When persons like Gurung went down to the plains for field studies, they brought with them their acculturation and ideology of the hills, and were shocked that Nepal’s southern plains had such an open border with India that people from either side could come and go as they please. They could see no difference in language, dress, looks and culture between the Indian and the Nepali sides of the border, creating a crisis of Nepali nationalism in their minds.
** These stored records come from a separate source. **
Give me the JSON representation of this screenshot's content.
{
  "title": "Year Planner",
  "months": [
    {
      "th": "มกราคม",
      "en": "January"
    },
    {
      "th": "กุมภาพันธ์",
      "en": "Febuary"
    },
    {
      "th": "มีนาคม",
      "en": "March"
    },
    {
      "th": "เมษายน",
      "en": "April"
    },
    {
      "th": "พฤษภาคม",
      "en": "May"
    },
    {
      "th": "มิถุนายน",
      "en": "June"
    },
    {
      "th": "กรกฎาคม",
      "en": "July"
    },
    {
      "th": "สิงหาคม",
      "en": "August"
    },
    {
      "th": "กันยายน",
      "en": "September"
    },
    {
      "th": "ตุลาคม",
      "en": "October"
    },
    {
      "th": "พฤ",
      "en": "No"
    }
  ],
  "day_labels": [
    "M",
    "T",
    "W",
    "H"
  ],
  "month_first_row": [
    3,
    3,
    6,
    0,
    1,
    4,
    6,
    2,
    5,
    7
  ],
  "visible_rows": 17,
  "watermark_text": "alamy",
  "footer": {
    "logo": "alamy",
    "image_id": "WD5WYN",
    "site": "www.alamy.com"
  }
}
That shock of the border gave rise in their minds all kinds of conspiracy theories about India’s population design on Nepal. That’s why, every time citizenship certificates are distributed, there is always a conspiracy theory attached to the act that inflates the number of beneficiaries from 100,000 to four million. That’s why, borrowed from these conspiracy theory scholars, many politicians, especially of the left parties, champion these conspiracy theories about Nepal being in danger of turning into Fiji.
Unlike the sharper distinction made by scholars of the surveillance regime of modernity like Harari and Foucault, conspiracy theorists’ assumptions are not based on hard evidence and vetted conclusions. But in Nepal’s case, the flow of conspiracy theories from Panchayat-era scholars to politicians became seamless. And leading left politicians of the Nepal Communist Party and their followers still champion those conspiracies about foreigners across the border from India overrunning Nepal. And the Nepali youth, raised on anti-India ideas (and India, too, has a role to play here, no doubt), readily buy into these conspiracies.
Smoke and mirror
Thankfully, the media scene has improved over the years, and a band of educated intellectuals and activists have been able to tear through these conspiracy theories and come out in the open to oppose the government’s gender discriminatory citizenship bill. The educated Nepali women of today, even though born and raised in the patriarchal household of the Panchayat system, have been educated by the marketplace of crosscurrent ideas in the media in the past quarter-century, and have developed their own critical thinking skills to see through the smoke and mirror of conspiracy theorists. And they have said, enough is enough, ‘You can’t fool us to accept second class citizen status by spouting conspiracy theories of nationalism’. Alas, that can’t be said about the female members of Parliament of the ruling party.
Let’s hope that the competition of ideas in the marketplace of the Nepali media thrives, and the new generation of Nepali young men and women cultivate critical thinking skills. And conspiracy theorists find themselves eventually laughed at and sidelined. Until then, let’s continue our task of educating the public through reliable evidence-based knowledge and its fact-based interpretation.